Precisamente neste entroncamento é que se situa o elemento religioso: só ofendemos a Deus quando ofendemos ou prejudicamos alguém. Se o “agravo” a Deus passa pelo “agravo” feito a alguém, na mesma lógica, o Perdão de Deus só acontece através do Perdão desse alguém. Portanto, é este Perdão humano que tem a precedência sobre o Perdão religioso. Infelizmente, por cobardia, têm-nos ensinado o contrário: pretendemos chegar a Deus sem passar pela pessoa humana. Inútil, abusivo, farisaico! Primeiro, vai lá fora falar com quem ofendeste e, só depois, vem ao altar.

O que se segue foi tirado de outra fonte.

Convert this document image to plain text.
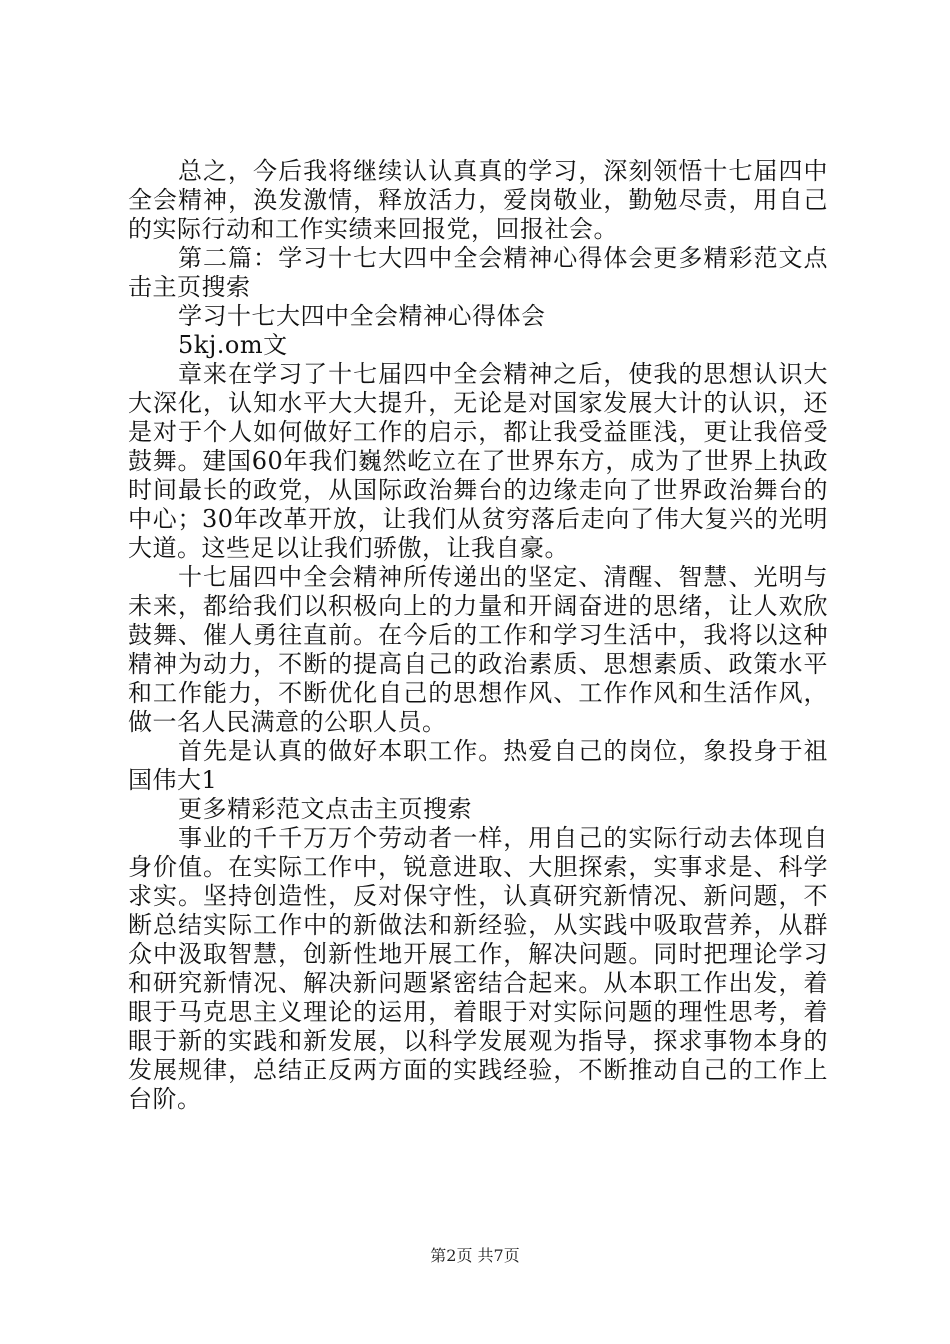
总之，今后我将继续认认真真的学习，深刻领悟十七届四中全会精神，涣发激情，释放活力，爱岗敬业，勤勉尽责，用自己的实际行动和工作实绩来回报党，回报社会。

第二篇：学习十七大四中全会精神心得体会更多精彩范文点击主页搜索

学习十七大四中全会精神心得体会

5kj.om文

章来在学习了十七届四中全会精神之后，使我的思想认识大大深化，认知水平大大提升，无论是对国家发展大计的认识，还是对于个人如何做好工作的启示，都让我受益匪浅，更让我倍受鼓舞。建国60年我们巍然屹立在了世界东方，成为了世界上执政时间最长的政党，从国际政治舞台的边缘走向了世界政治舞台的中心；30年改革开放，让我们从贫穷落后走向了伟大复兴的光明大道。这些足以让我们骄傲，让我自豪。

十七届四中全会精神所传递出的坚定、清醒、智慧、光明与未来，都给我们以积极向上的力量和开阔奋进的思绪，让人欢欣鼓舞、催人勇往直前。在今后的工作和学习生活中，我将以这种精神为动力，不断的提高自己的政治素质、思想素质、政策水平和工作能力，不断优化自己的思想作风、工作作风和生活作风，做一名人民满意的公职人员。

首先是认真的做好本职工作。热爱自己的岗位，象投身于祖国伟大1

更多精彩范文点击主页搜索

事业的千千万万个劳动者一样，用自己的实际行动去体现自身价值。在实际工作中，锐意进取、大胆探索，实事求是、科学求实。坚持创造性，反对保守性，认真研究新情况、新问题，不断总结实际工作中的新做法和新经验，从实践中吸取营养，从群众中汲取智慧，创新性地开展工作，解决问题。同时把理论学习和研究新情况、解决新问题紧密结合起来。从本职工作出发，着眼于马克思主义理论的运用，着眼于对实际问题的理性思考，着眼于新的实践和新发展，以科学发展观为指导，探求事物本身的发展规律，总结正反两方面的实践经验，不断推动自己的工作上台阶。

第2页 共7页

Trago agora à colação, os 150 confessionários e o eufemístico ‘Parque do Perdão’ da JMJ. Por hipótese, uma alma cheia de escrúpulos e bem intencionada vai confessar-se num deles e ficar ainda com algum remorso de não ter-se confessado correctamente. E passa para outro e deste para um terceiro e um quarto, até chegar ao último do 150 confessionários, mas ainda carente, duvidando do perdão do confessor. E tem toda a razão: os erros, os roubos, as calúnias, as agressões que confessou a um estranho (ou aos 150) foram entregues a destinatários errados, desconhecidos, talvez de outras nacionalidades. O destinatário certo, o lesado ou agredido, é aquele ou é aquela que o agressor conhece bem e, possivelmente,  vive perto da sua casa ou dentro dela. Nestes termos (e sem menosprezo por quem procura no confessionário uma espécie de catarse psicológica) é legítimo concluir que o apregoado “Parque do Perdão” não mora na Bobadela da JMJ.

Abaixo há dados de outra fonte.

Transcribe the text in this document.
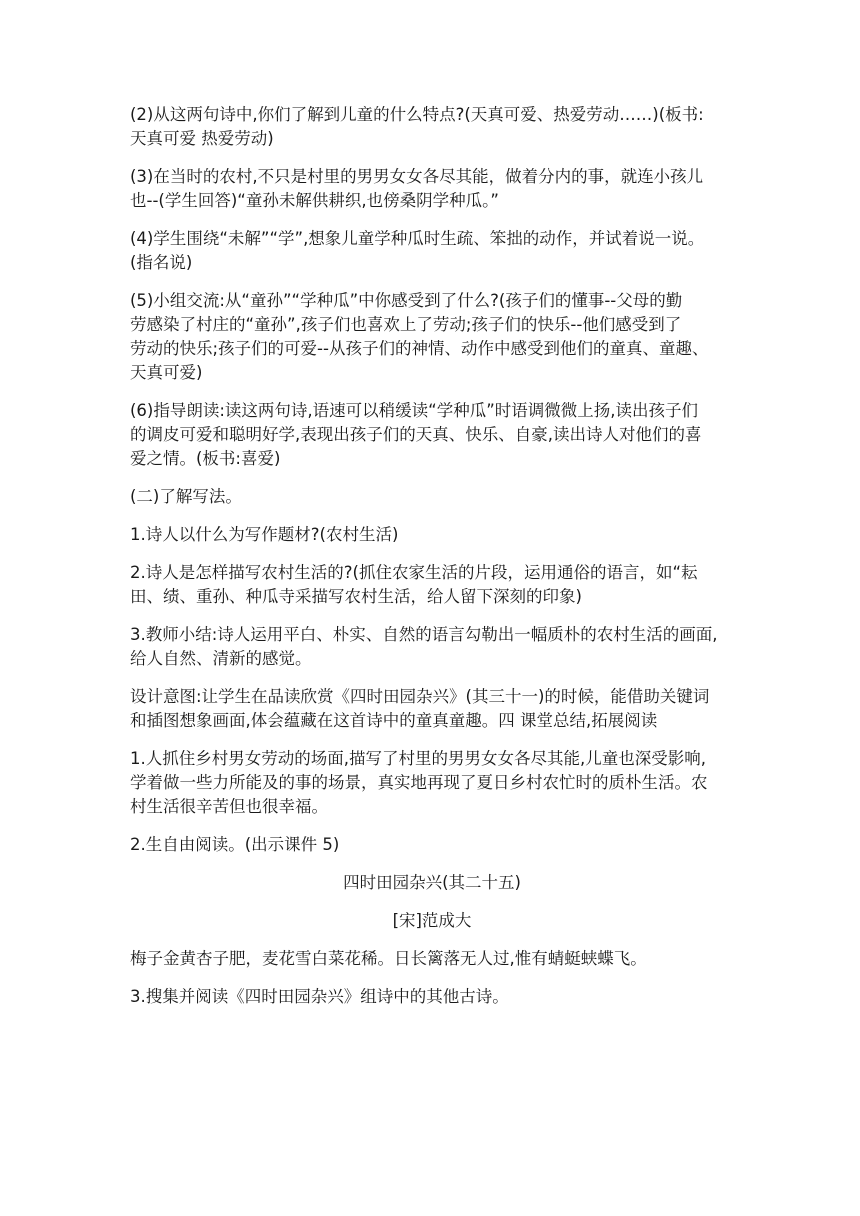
(2)从这两句诗中,你们了解到儿童的什么特点?(天真可爱、热爱劳动……)(板书:
天真可爱 热爱劳动)
(3)在当时的农村,不只是村里的男男女女各尽其能，做着分内的事，就连小孩儿
也--(学生回答)“童孙未解供耕织,也傍桑阴学种瓜。”
(4)学生围绕“未解”“学”,想象儿童学种瓜时生疏、笨拙的动作，并试着说一说。
(指名说)
(5)小组交流:从“童孙”“学种瓜”中你感受到了什么?(孩子们的懂事--父母的勤
劳感染了村庄的“童孙”,孩子们也喜欢上了劳动;孩子们的快乐--他们感受到了
劳动的快乐;孩子们的可爱--从孩子们的神情、动作中感受到他们的童真、童趣、
天真可爱)
(6)指导朗读:读这两句诗,语速可以稍缓读“学种瓜”时语调微微上扬,读出孩子们
的调皮可爱和聪明好学,表现出孩子们的天真、快乐、自豪,读出诗人对他们的喜
爱之情。(板书:喜爱)
(二)了解写法。
1.诗人以什么为写作题材?(农村生活)
2.诗人是怎样描写农村生活的?(抓住农家生活的片段，运用通俗的语言，如“耘
田、绩、重孙、种瓜寺采描写农村生活，给人留下深刻的印象)
3.教师小结:诗人运用平白、朴实、自然的语言勾勒出一幅质朴的农村生活的画面,
给人自然、清新的感觉。
设计意图:让学生在品读欣赏《四时田园杂兴》(其三十一)的时候，能借助关键词
和插图想象画面,体会蕴藏在这首诗中的童真童趣。四 课堂总结,拓展阅读
1.人抓住乡村男女劳动的场面,描写了村里的男男女女各尽其能,儿童也深受影响,
学着做一些力所能及的事的场景，真实地再现了夏日乡村农忙时的质朴生活。农
村生活很辛苦但也很幸福。
2.生自由阅读。(出示课件 5)
四时田园杂兴(其二十五)
[宋]范成大
梅子金黄杏子肥，麦花雪白菜花稀。日长篱落无人过,惟有蜻蜓蛱蝶飞。
3.搜集并阅读《四时田园杂兴》组诗中的其他古诗。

E agora, a resposta à tal ‘frase batida’: A quem se confessa Putin?... Ele é cristão e ortodoxo. A quem se confessa?... A essa ‘múmia’ extra-terrestre, de nome Kirilos, Patriarca de Moscovo, auto-proclamado Representante de Cristo na terra… e  seu antigo camarada do KGB!... Quem é que atura tão ridícula e blasfema comédia orto-religiosa?! E as famílias que ele sangra de dor em campo de guerra, os mortos em combate, a destruição de cidades e comunidades, as crianças atiradas ao abandono, à fome, aos escombros?... Putin, o assassino, também se confessa e comunga… Só por isto, sobram razões para descre de uma farsa chamada confissão!

    Peço desculpa a quem teve a paciência de acompanhar-me nesta íntima introspecção aprendida ao longo da vida, peço também desculpa se ofendi a mentalidade e a sensibilidade de quem pensa o contrário, Pretendi apenas justificar por que é que eu, nos 60 anos de ordenado padre católico, não ouço confissões há mais de 50, celebrando em seu lugar a “Festa do Perdão”, um acto comunitário no templo da Ribeira Seca, previamente preparado, consoante a expressão de um velho paroquiano, já falecido, que dizia: ‘O Perdão é como o pão, tem que se trazer de casa, amassado e cozido”.     

Festa do Perdão, sublinho  – porque o Perdão Perfeito há-de terminar em festa – a Festa do Abraço, da Paz, da Fraternidade!